Oauth2 not really working on next

(Nir) #1


I’ve been trying to get oauth2 to work on my stoplight instance and it fails no matter what I try - let’s start with client credentials :

with client credentials I am required to supply an audience parameter to auth0 (see: link i can’t add because your system won’t let me post more than 1 link) - since I can’t add parameters to the request it fails.

REQUEST: please allow to add arbitrary parameters to the token request.

With auth code grant it has also been failing- most lately because of this error:
next-api.stoplight.io/oauth_token_capture:1 Failed to load resource: the server responded with a status of 400 ()

callback url is set to what my previous error message said I should set it to: https://next.stoplight.io/oauth/callback/success


(Taylor Barnett) #2

Hi! I’m going to pull in some of the engineering team on this. The one question I have right now is, how is auth0 playing into this? is there some more background info you could share?

(Nicholas Cassera) #3

Hey @nirsoffer ! Looking into your issue, when using authorization code flow, can you verify that you are using the correct client_secret and well as correct login credentials once the auth0 login screen pops up? If either of those things are incorrect it will cause our api server to return with a status code 400.

I am unfortunately not able replicate this issue using the client credentials flow with an auth0 application I set up :frowning:, but I will dig a litter deeper to see if I can get the same error . Could you try removing or adding (which ever is currently applicable) a default audience in the API Authorization Settings, and see if that helps? The default audience field will only accept valid audiences, and those can be found in the auth0’s dashboard api section.

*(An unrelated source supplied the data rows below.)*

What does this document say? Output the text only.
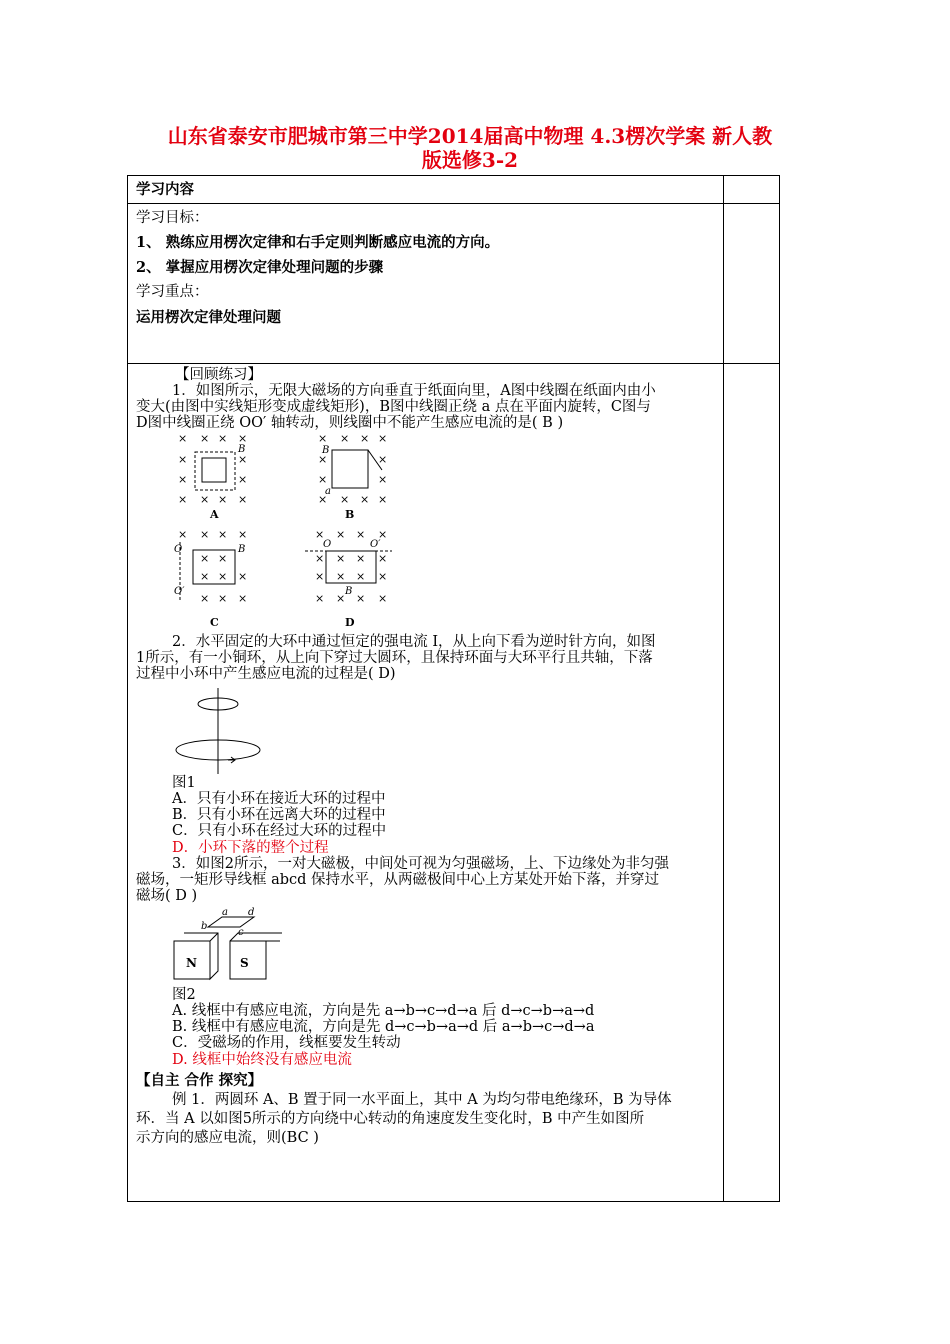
山东省泰安市肥城市第三中学2014届高中物理 4.3楞次学案 新人教
版选修3-2
学习内容
学习目标：
1、 熟练应用楞次定律和右手定则判断感应电流的方向。
2、 掌握应用楞次定律处理问题的步骤
学习重点：
运用楞次定律处理问题
【回顾练习】
1．如图所示，无限大磁场的方向垂直于纸面向里，A图中线圈在纸面内由小
变大(由图中实线矩形变成虚线矩形)，B图中线圈正绕 a 点在平面内旋转，C图与
D图中线圈正绕 OO′ 轴转动，则线圈中不能产生感应电流的是( B )
× × × ×
×	×
×	×
× × × ×
B
A
× × × ×
×	×
×	×
× × × ×
B
a
B
× × × ×
× ×
× × ×
× × ×
O
O′
B
C
× × × ×
× × × ×
× × × ×
× × × ×
O	O′
B
D
2．水平固定的大环中通过恒定的强电流 I，从上向下看为逆时针方向，如图
1所示，有一小铜环，从上向下穿过大圆环，且保持环面与大环平行且共轴，下落
过程中小环中产生感应电流的过程是( D)
图1
A．只有小环在接近大环的过程中
B．只有小环在远离大环的过程中
C．只有小环在经过大环的过程中
D．小环下落的整个过程
3．如图2所示，一对大磁极，中间处可视为匀强磁场，上、下边缘处为非匀强
磁场，一矩形导线框 abcd 保持水平，从两磁极间中心上方某处开始下落，并穿过
磁场( D )
a d
b
c
N	S
图2
A. 线框中有感应电流，方向是先 a→b→c→d→a 后 d→c→b→a→d
B. 线框中有感应电流，方向是先 d→c→b→a→d 后 a→b→c→d→a
C．受磁场的作用，线框要发生转动
D. 线框中始终没有感应电流
【自主 合作 探究】
例 1．两圆环 A、B 置于同一水平面上，其中 A 为均匀带电绝缘环，B 为导体
环．当 A 以如图5所示的方向绕中心转动的角速度发生变化时，B 中产生如图所
示方向的感应电流，则(BC )
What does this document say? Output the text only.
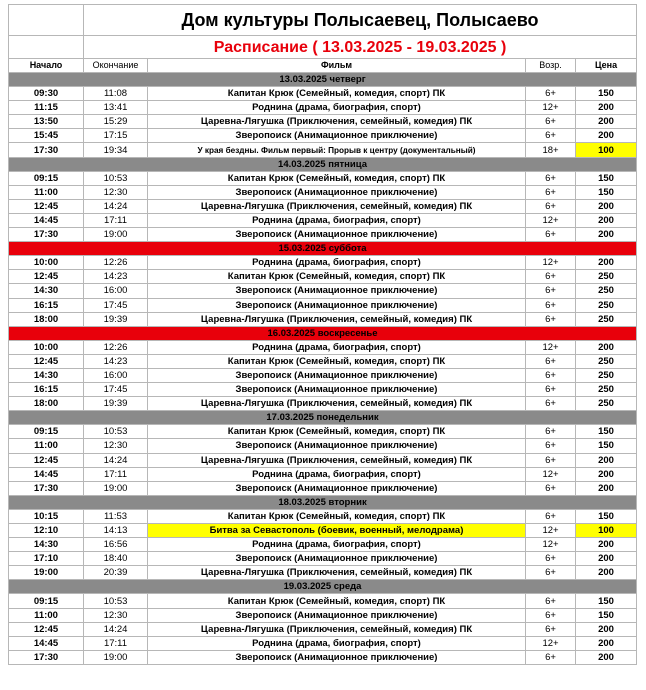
	Дом культуры Полысаевец, Полысаево			
	Расписание ( 13.03.2025 - 19.03.2025 )			
Начало	Окончание	Фильм	Возр.	Цена
13.03.2025 четверг				
09:30	11:08	Капитан Крюк (Семейный, комедия, спорт) ПК	6+	150
11:15	13:41	Роднина (драма, биография, спорт)	12+	200
13:50	15:29	Царевна-Лягушка (Приключения, семейный, комедия) ПК	6+	200
15:45	17:15	Зверопоиск (Анимационное приключение)	6+	200
17:30	19:34	У края бездны. Фильм первый: Прорыв к центру (документальный)	18+	100
14.03.2025 пятница				
09:15	10:53	Капитан Крюк (Семейный, комедия, спорт) ПК	6+	150
11:00	12:30	Зверопоиск (Анимационное приключение)	6+	150
12:45	14:24	Царевна-Лягушка (Приключения, семейный, комедия) ПК	6+	200
14:45	17:11	Роднина (драма, биография, спорт)	12+	200
17:30	19:00	Зверопоиск (Анимационное приключение)	6+	200
15.03.2025 суббота				
10:00	12:26	Роднина (драма, биография, спорт)	12+	200
12:45	14:23	Капитан Крюк (Семейный, комедия, спорт) ПК	6+	250
14:30	16:00	Зверопоиск (Анимационное приключение)	6+	250
16:15	17:45	Зверопоиск (Анимационное приключение)	6+	250
18:00	19:39	Царевна-Лягушка (Приключения, семейный, комедия) ПК	6+	250
16.03.2025 воскресенье				
10:00	12:26	Роднина (драма, биография, спорт)	12+	200
12:45	14:23	Капитан Крюк (Семейный, комедия, спорт) ПК	6+	250
14:30	16:00	Зверопоиск (Анимационное приключение)	6+	250
16:15	17:45	Зверопоиск (Анимационное приключение)	6+	250
18:00	19:39	Царевна-Лягушка (Приключения, семейный, комедия) ПК	6+	250
17.03.2025 понедельник				
09:15	10:53	Капитан Крюк (Семейный, комедия, спорт) ПК	6+	150
11:00	12:30	Зверопоиск (Анимационное приключение)	6+	150
12:45	14:24	Царевна-Лягушка (Приключения, семейный, комедия) ПК	6+	200
14:45	17:11	Роднина (драма, биография, спорт)	12+	200
17:30	19:00	Зверопоиск (Анимационное приключение)	6+	200
18.03.2025 вторник				
10:15	11:53	Капитан Крюк (Семейный, комедия, спорт) ПК	6+	150
12:10	14:13	Битва за Севастополь (боевик, военный, мелодрама)	12+	100
14:30	16:56	Роднина (драма, биография, спорт)	12+	200
17:10	18:40	Зверопоиск (Анимационное приключение)	6+	200
19:00	20:39	Царевна-Лягушка (Приключения, семейный, комедия) ПК	6+	200
19.03.2025 среда				
09:15	10:53	Капитан Крюк (Семейный, комедия, спорт) ПК	6+	150
11:00	12:30	Зверопоиск (Анимационное приключение)	6+	150
12:45	14:24	Царевна-Лягушка (Приключения, семейный, комедия) ПК	6+	200
14:45	17:11	Роднина (драма, биография, спорт)	12+	200
17:30	19:00	Зверопоиск (Анимационное приключение)	6+	200
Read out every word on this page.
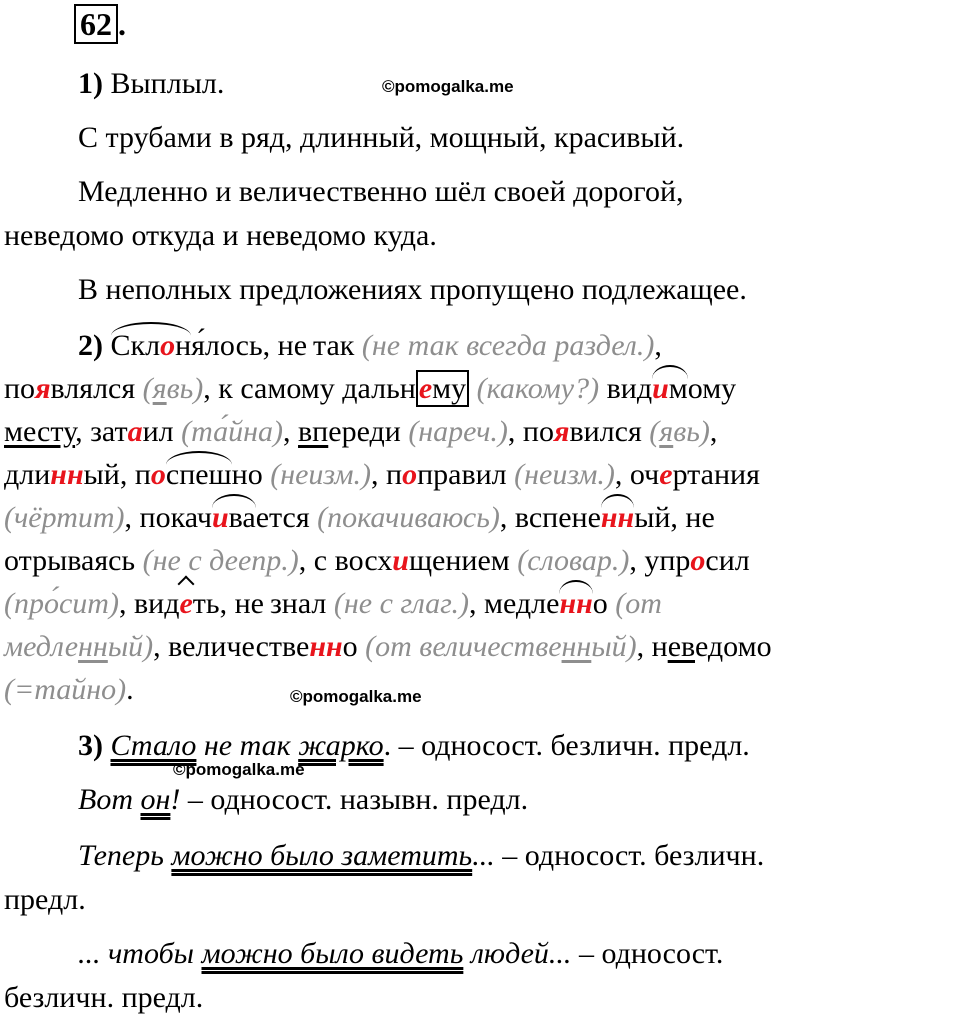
62 .
1) Выплыл.	©pomogalka.me
С трубами в ряд, длинный, мощный, красивый.
Медленно и величественно шёл своей дорогой,
неведомо откуда и неведомо куда.
В неполных предложениях пропущено подлежащее.
2) Склоня́лось, не так (не так всегда раздел.),
появлялся (явь), к самому дальн ему (какому?) видимому
месту, затаил (та́йна), впереди (нареч.), появился (явь),
длинный, поспешно (неизм.), поправил (неизм.), очертания
(чёртит), покачивается (покачиваюсь), вспененный, не
отрываясь (не с деепр.), с восхищением (словар.), упросил
(про́сит), видеть, не знал (не с глаг.), медленно (от
медленный), величественно (от величественный), неведомо
(=тайно).	©pomogalka.me
3) Стало не так жарко. – односост. безличн. предл.
©pomogalka.me
Вот он! – односост. назывн. предл.
Теперь можно было заметить... – односост. безличн.
предл.
... чтобы можно было видеть людей... – односост.
безличн. предл.
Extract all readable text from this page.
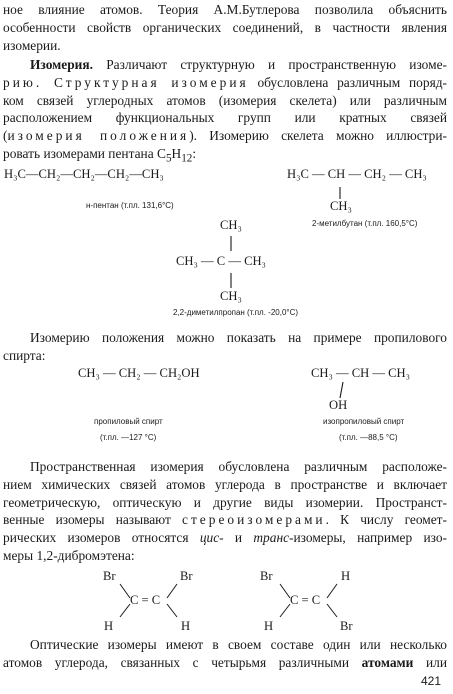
ное влияние атомов. Теория А.М.Бутлерова позволила объяснить
особенности свойств органических соединений, в частности явления
изомерии.
Изомерия. Различают структурную и пространственную изоме-
рию. Структурная изомерия обусловлена различным поряд-
ком связей углеродных атомов (изомерия скелета) или различным
расположением функциональных групп или кратных связей
(изомерия положения). Изомерию скелета можно иллюстри-
ровать изомерами пентана $C_5H_{12}$:
H₃C—CH₂—CH₂—CH₂—CH₃
н-пентан (т.пл. 131,6°С)
H₃C — CH — CH₂ — CH₃
CH₃
2-метилбутан (т.пл. 160,5°С)
CH₃
CH₃ — C — CH₃
CH₃
2,2-диметилпропан (т.пл. -20,0°С)
Изомерию положения можно показать на примере пропилового
спирта:
CH₃ — CH₂ — CH₂OH
пропиловый спирт
(т.пл. —127 °С)
CH₃ — CH — CH₃
OH
изопропиловый спирт
(т.пл. —88,5 °С)
Пространственная изомерия обусловлена различным расположе-
нием химических связей атомов углерода в пространстве и включает
геометрическую, оптическую и другие виды изомерии. Пространст-
венные изомеры называют стереоизомерами. К числу геомет-
рических изомеров относятся цис- и транс-изомеры, например изо-
меры 1,2-дибромэтена:
Br	Br
C = C
H	H
Br	H
C = C
H	Br
Оптические изомеры имеют в своем составе один или несколько
атомов углерода, связанных с четырьмя различными атомами или
421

Now for the original request of adding arbitrary parameters to the token request. A very good suggestion, and I will talk with the team to see if we can squeeze it in with our next release at the end of the month!

(Nir) #4

hi @casserni -

I am indeed passing the correct client_secret and id (as far as I know) - and now all of a sudden it started working - today. not sure what the heck happened. Did anything change on your end? because I tried like 50 times last week :smiley:

As for the audience parameter (and arbitrary parameters) :
here’s the missing link from before: https://auth0.com/docs/api-auth/tutorials/client-credentials

The short version is I am implementing an OIDC application - for auth0 that means that the audience parameter needs to be passed to the token endpoint for a client credentials flow - or else it will fail or return a non JWT token (an opaque one) - so it would help be able to define some arbitrary parameters.

(Nir) #5

Also - another silly question - is it possible to hardcode the secret and the id inside next - that would be specifically for sandbox access? right now i have a dedicated application just for the stoplight use case (with a defined callback url) . Also2 - it seems that the box in the documentation implements the auth code grant : the path in the swagger says that the endpoint supports both - is it possible to force a client credentials instead of auth code?

(Nicholas Cassera) #6

@nirsoffer glad to hear that at least auth code is working for you now! As for adding additional parameters to the token request this will be added shortly, but until then I am not sure of a solution. I have created a github issue that you can follow to track the progress/status, linked below

(Nicholas Cassera) #7

Now for hardcoding the client_secret and client_id inside of next. It sort of situational right now but we are in the works of creating a better solution. If you are trying to get an oauth token in an oas file, the answer is no. But we do plan to support allowing you to store them them in you environment and then call them with something like $$.env.client_id.

If you are trying to get an oauth token in a .hub file with the try it out section, you CAN hard code them directly into the code view nested under config like

"config": {
  "http": {
    "oauth2": {
      "credentials": {
        "client_id": "insert client_id here"
        "client_secret": "insert client_secret here",

for more information on that see https://docs.stoplight.io/documentation/authorizations/oauth-hubs

I would like to note that if you add flow to the credentials this will only be applied to http request maker blocks that are NOT automatically generated from connecting/referencing an oas file.

(Nicholas Cassera) #8

Lastly, the issue with documentation implementing only one oauth flow when an endpoint supports multiple. What it appears is happening is that whatever security definition is listed last for an endpoint is the one that is getting show in documentation. So endpoint

  "/endpoint": {
    "get": {
      "operationId": "id",
      "security": [{ "clientCredentials": [] }, { "authorizationCode": [] }]

will display the authorizationCode popup when getting an access token. If you want to force one over the other, list the one you want last. So just swap clientCredentials and authorizationCode. This is another good point though and we should allow the user to select which auth flow they would like to use if the endpoint supports multiple. I went ahead and made an issue for this as well.